If you have that background of relationship between individuals and communities that is in that sense conversational, then when you have to talk about the things that do divide you, you have a better platform. You can begin with the assumption that you like and respect each other even though you don't agree about everything, and you can maybe build on that. And you can know that, at the end of the conversation, it's quite likely that you'll both think something pretty close to what you both thought at the start. But you might at least have a deeper appreciation for the other person's, um, point of view, and that turns out to make it easier to accept the outcome, whether it's the outcome you favor or the outcome the other person favors.
People who've been heard and whose position is understood — this is one of the great virtues of democracy when it's working — tend to be more willing to accept an outcome that they wouldn't have chosen because they feel they've had voice; they've participated in the process. One of the reasons why those who say that we might have done a better job with abortion if we'd settled it through the legislature rather than through the courts is, I think, because if we'd settled through legislatures, we'd have had to have kept, as it were, talking to one another.
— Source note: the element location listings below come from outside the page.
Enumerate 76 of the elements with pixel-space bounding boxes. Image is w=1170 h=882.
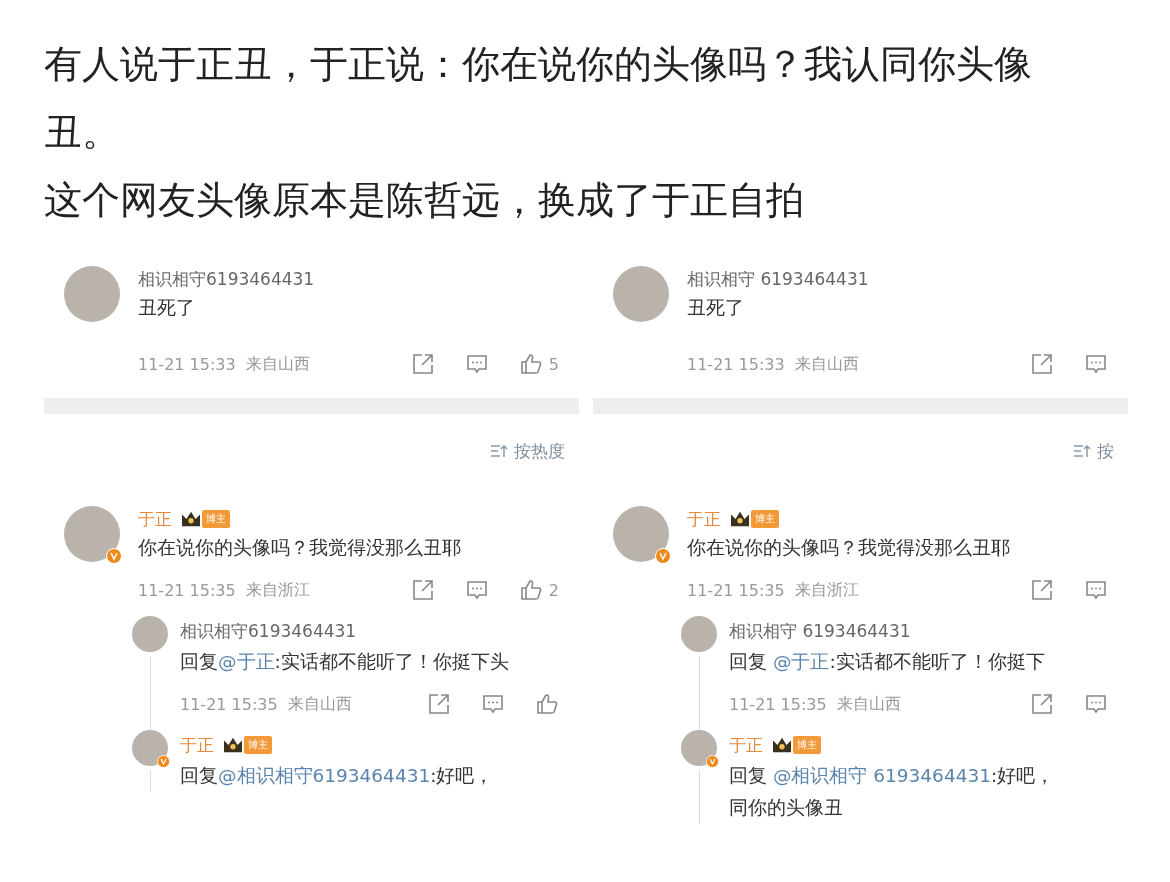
share-icon[interactable] [1030,578,1054,602]
author-badge: 博主 [202,510,230,528]
sort-button[interactable]: 按 [1073,436,1114,466]
mention-link[interactable]: @于正 [218,651,275,672]
username[interactable]: 于正 [180,733,214,757]
comment-time: 11-21 15:35 [729,694,827,714]
crown-icon [771,736,793,754]
mention-link[interactable]: @于正 [772,651,830,672]
reply-text: 回复@于正:实话都不能听了！你挺下头 [180,650,510,674]
comment-icon[interactable] [481,692,505,716]
username[interactable]: 相识相守6193464431 [138,267,315,291]
username[interactable]: 相识相守 6193464431 [729,619,911,643]
comment-location: 来自山西 [245,353,310,375]
author-badge: 博主 [793,736,821,754]
post-text: 有人说于正丑，于正说：你在说你的头像吗？我认同你头像丑。 [44,41,1033,156]
like-count: 2 [548,580,559,600]
comment-time: 11-21 15:35 [687,580,785,600]
verified-icon [655,548,671,564]
comment-time: 11-21 15:33 [138,354,236,374]
avatar[interactable] [132,616,168,652]
crown-icon [729,510,751,528]
reply-text: 回复 @相识相守 6193464431:好吧， [729,764,1056,788]
share-icon[interactable] [410,578,435,602]
comment-location: 来自山西 [836,693,901,715]
verified-icon [157,755,170,768]
comment-location: 来自浙江 [794,579,859,601]
avatar[interactable] [681,616,717,652]
avatar[interactable] [613,266,669,322]
thumbs-up-icon[interactable] [518,578,543,602]
username[interactable]: 相识相守6193464431 [180,619,357,643]
reply-text: 回复@相识相守6193464431:好吧， [180,764,495,788]
share-icon[interactable] [410,352,435,376]
author-badge: 博主 [244,736,272,754]
comment-text: 你在说你的头像吗？我觉得没那么丑耶 [687,536,1011,560]
like-count: 5 [548,354,559,374]
comment-location: 来自山西 [794,353,859,375]
comment-time: 11-21 15:33 [687,354,785,374]
sort-icon [1073,444,1093,458]
reply-text: 同你的头像丑 [729,796,844,820]
avatar[interactable] [613,506,669,562]
comment-text: 丑死了 [687,296,745,320]
username[interactable]: 于正 [138,507,172,531]
mention-link[interactable]: @相识相守6193464431 [218,765,431,786]
share-icon[interactable] [1030,352,1054,376]
verified-icon [106,548,122,564]
username[interactable]: 于正 [729,733,763,757]
sort-button[interactable]: 按热度 [490,436,565,466]
avatar[interactable] [132,730,168,766]
reply-text: 回复 @于正:实话都不能听了！你挺下 [729,650,1046,674]
username[interactable]: 相识相守 6193464431 [687,267,869,291]
share-icon[interactable] [427,692,451,716]
comment-text: 丑死了 [138,296,196,320]
comment-icon[interactable] [1084,352,1108,376]
avatar[interactable] [64,506,120,562]
comment-icon[interactable] [464,578,489,602]
comment-icon[interactable] [1084,692,1108,716]
post-text: 这个网友头像原本是陈哲远，换成了于正自拍 [44,177,805,224]
avatar[interactable] [681,730,717,766]
sort-icon [490,444,510,458]
avatar[interactable] [64,266,120,322]
comment-location: 来自山西 [287,693,352,715]
crown-icon [180,510,202,528]
comment-icon[interactable] [1084,578,1108,602]
comment-text: 你在说你的头像吗？我觉得没那么丑耶 [138,536,462,560]
thumbs-up-icon[interactable] [535,692,559,716]
author-badge: 博主 [751,510,779,528]
username[interactable]: 于正 [687,507,721,531]
comment-location: 来自浙江 [245,579,310,601]
share-icon[interactable] [1030,692,1054,716]
mention-link[interactable]: @相识相守 6193464431 [772,765,991,786]
comment-time: 11-21 15:35 [180,694,278,714]
verified-icon [706,755,719,768]
comment-time: 11-21 15:35 [138,580,236,600]
thumbs-up-icon[interactable] [518,352,543,376]
crown-icon [222,736,244,754]
comment-icon[interactable] [464,352,489,376]
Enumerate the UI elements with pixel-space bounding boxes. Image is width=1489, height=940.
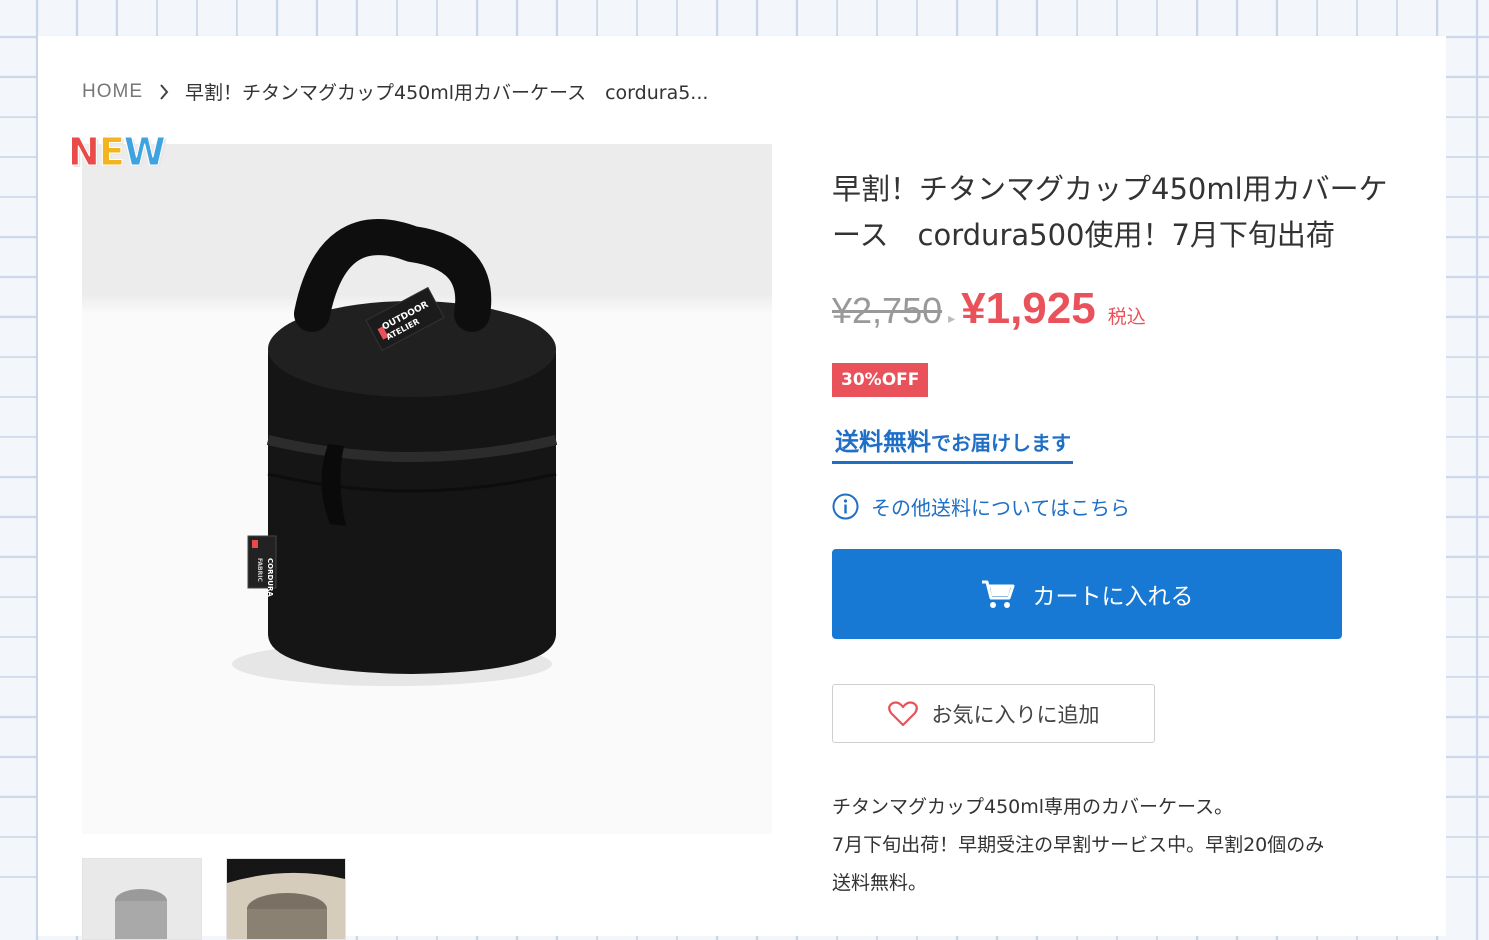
add-to-cart-label: カートに入れる [1032, 584, 1194, 610]
description-line: 7月下旬出荷！早期受注の早割サービス中。早割20個のみ [832, 834, 1325, 856]
new-badge-letter: W [123, 130, 166, 175]
product-main-image[interactable]: OUTDOOR ATELIER CORDURA FABRIC [82, 144, 772, 834]
price-row: ¥2,750 ▸ ¥1,925 税込 [832, 284, 1146, 334]
chevron-right-icon [159, 82, 173, 102]
breadcrumb: HOME 早割！チタンマグカップ450ml用カバーケース cordura5... [82, 78, 708, 105]
product-card: HOME 早割！チタンマグカップ450ml用カバーケース cordura5...… [38, 36, 1446, 940]
thumbnail-1[interactable] [82, 858, 202, 940]
breadcrumb-home-link[interactable]: HOME [82, 81, 143, 103]
description-line: 送料無料。 [832, 872, 928, 894]
other-shipping-link[interactable]: その他送料についてはこちら [832, 492, 1130, 521]
breadcrumb-current: 早割！チタンマグカップ450ml用カバーケース cordura5... [185, 82, 709, 104]
new-badge-letter: N [68, 130, 101, 175]
new-badge-letter: E [98, 130, 125, 175]
original-price: ¥2,750 [832, 290, 943, 331]
sale-price: ¥1,925 [961, 284, 1096, 333]
add-to-cart-button[interactable]: カートに入れる [832, 549, 1342, 639]
product-title: 早割！チタンマグカップ450ml用カバーケース cordura500使用！7月下… [832, 172, 1388, 252]
discount-badge: 30%OFF [832, 363, 929, 397]
tax-label: 税込 [1107, 306, 1146, 328]
heart-icon [887, 700, 918, 727]
free-shipping-suffix: でお届けします [931, 431, 1071, 455]
add-to-favorites-button[interactable]: お気に入りに追加 [832, 684, 1155, 743]
description-line: チタンマグカップ450ml専用のカバーケース。 [832, 796, 1234, 818]
new-badge: NEW [68, 130, 167, 175]
add-to-favorites-label: お気に入りに追加 [931, 702, 1100, 727]
price-arrow-icon: ▸ [948, 311, 956, 327]
thumbnail-2[interactable] [226, 858, 346, 940]
image-tag-text: CORDURA [266, 558, 274, 597]
thumbnail-photo [227, 859, 345, 939]
cart-icon [981, 579, 1015, 609]
free-shipping-banner: 送料無料でお届けします [832, 422, 1073, 464]
thumbnail-photo [83, 859, 201, 939]
product-description: チタンマグカップ450ml専用のカバーケース。 7月下旬出荷！早期受注の早割サー… [832, 788, 1412, 902]
free-shipping-label: 送料無料 [835, 428, 931, 456]
image-tag-text: FABRIC [256, 558, 263, 582]
info-icon [832, 493, 859, 520]
other-shipping-label: その他送料についてはこちら [871, 496, 1130, 520]
product-photo: OUTDOORATELIERCORDURAFABRIC [232, 219, 558, 686]
thumbnail-strip [82, 858, 346, 940]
Whereas, if you declare something to be a constitutional right, that's sort of a conversation stopper.
 That bit I put in bold reminds me of a reason that democracy as a system of decision making by voting requires democracy as feature of social life: because voting is not an essay question.  When we vote, we strip the decision of its reasons and its complexities and sometimes even of its consequences for both winners and losers.  Appiah's approach to difference calls for us to meet as people who have ideas and commitments rather than to allow ideas and commitments to prevent us from meeting.

He also addresses the persistent issue of how electronically mediated social contact effects the quality of our interactions.  (See the transcript or listen to the pod-cast.)